Last updated at: (Beijing Time) Tuesday, November 11, 2003
Official: more efforts needed to finance agriculture
Chinese agriculture is starved of investment for development, but banks are reluctant to provide loans, hampering the rural economy, said Chen Xiwen, deputy director of the office of Central Financial Work Leading Group, here on Monday.
Chinese agriculture is starved of investment for development, but banks are reluctant to provide loans, hampering the rural economy, said Chen Xiwen, deputy director of the office of Central Financial Work Leading Group on Monday.
Many facts and figures indicated the necessity to adjust the structure of the rural economy, including investment strategies and government policies, Chen told the Agricultural International Investment and Financing Forum held in Beijing by the Ministry of Agriculture.
Farming and township enterprises accounted for roughly 45 percent of the gross domestic product (GDP), but only 10 percent of the loans from the banking sector last year.
The problem came from regulations, including one which prohibited farmers from mortgaging their farms or houses, making it almost impossible to get loans from banks.
A lack of capital support greatly restricted national development and widened the gap between rural and urban areas, Chen said.
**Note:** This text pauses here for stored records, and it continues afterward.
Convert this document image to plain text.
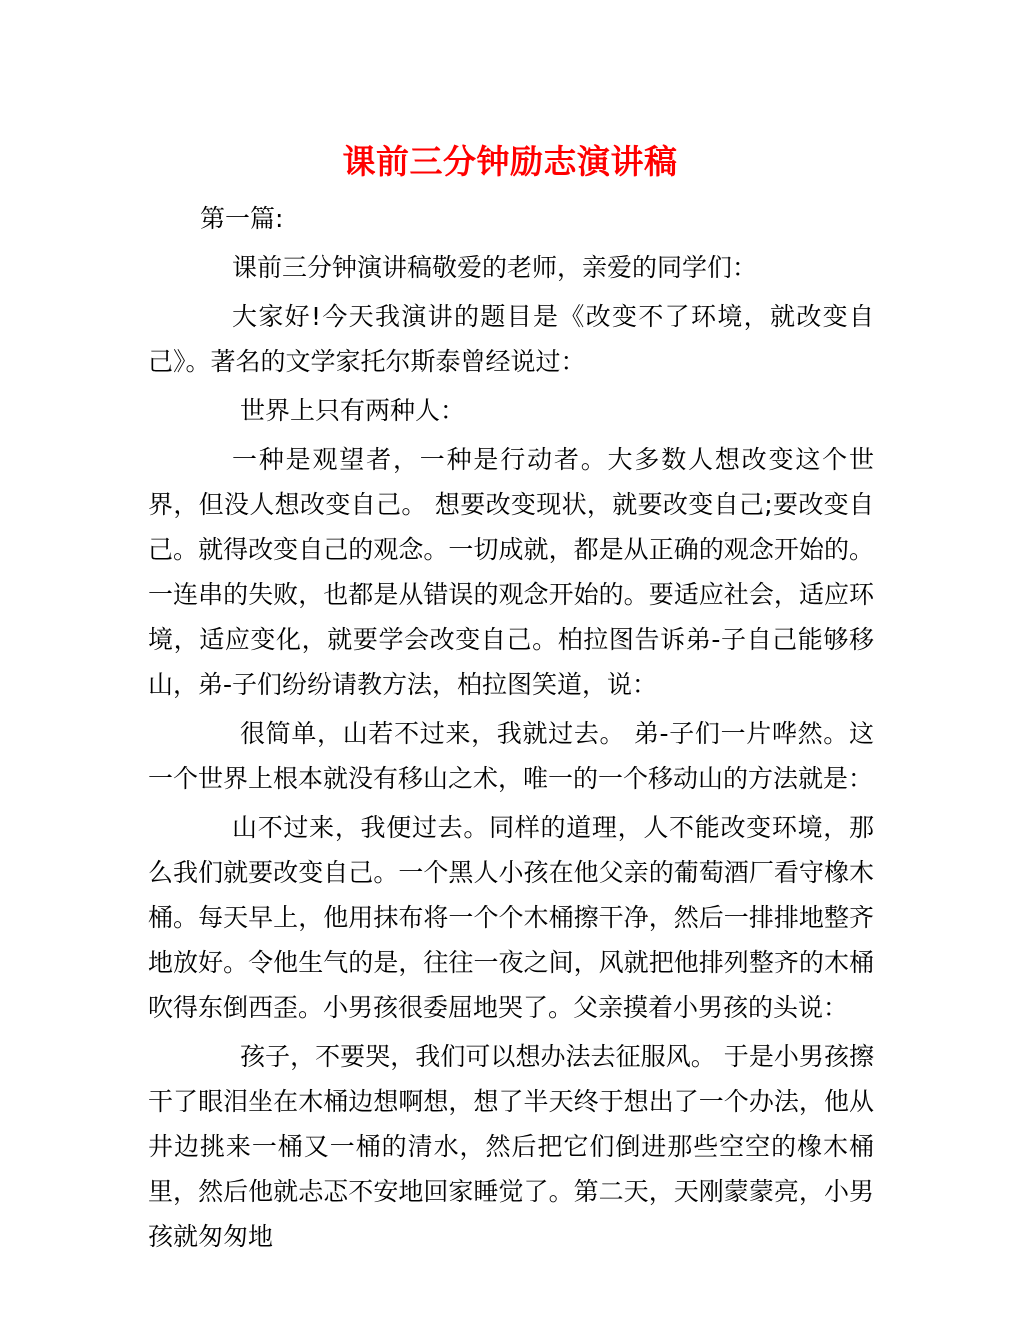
课前三分钟励志演讲稿

第一篇:

课前三分钟演讲稿敬爱的老师，亲爱的同学们：

大家好!今天我演讲的题目是《改变不了环境，就改变自己》。著名的文学家托尔斯泰曾经说过：

世界上只有两种人：

一种是观望者，一种是行动者。大多数人想改变这个世界，但没人想改变自己。 想要改变现状，就要改变自己;要改变自己。就得改变自己的观念。一切成就，都是从正确的观念开始的。一连串的失败，也都是从错误的观念开始的。要适应社会，适应环境，适应变化，就要学会改变自己。柏拉图告诉弟-子自己能够移山，弟-子们纷纷请教方法，柏拉图笑道，说：

很简单，山若不过来，我就过去。 弟-子们一片哗然。这一个世界上根本就没有移山之术，唯一的一个移动山的方法就是：

山不过来，我便过去。同样的道理，人不能改变环境，那么我们就要改变自己。一个黑人小孩在他父亲的葡萄酒厂看守橡木桶。每天早上，他用抹布将一个个木桶擦干净，然后一排排地整齐地放好。令他生气的是，往往一夜之间，风就把他排列整齐的木桶吹得东倒西歪。小男孩很委屈地哭了。父亲摸着小男孩的头说：

孩子，不要哭，我们可以想办法去征服风。 于是小男孩擦干了眼泪坐在木桶边想啊想，想了半天终于想出了一个办法，他从井边挑来一桶又一桶的清水，然后把它们倒进那些空空的橡木桶里，然后他就忐忑不安地回家睡觉了。第二天，天刚蒙蒙亮，小男孩就匆匆地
Last year, the urban-rural average annual income ratio was about 3.11:1, while in 1978 it was 2.57:1.
The rapid growth of the national economy in the past decade was amazing, but the growth mainly came from capital investment and exports, said Chen, also a leading economist, adding the government should pay more attention to domestic consumption, which was sluggish as farmers, accounting for around 80 percent of the 1.3 billion population, were not wealthy enough to boost consumption.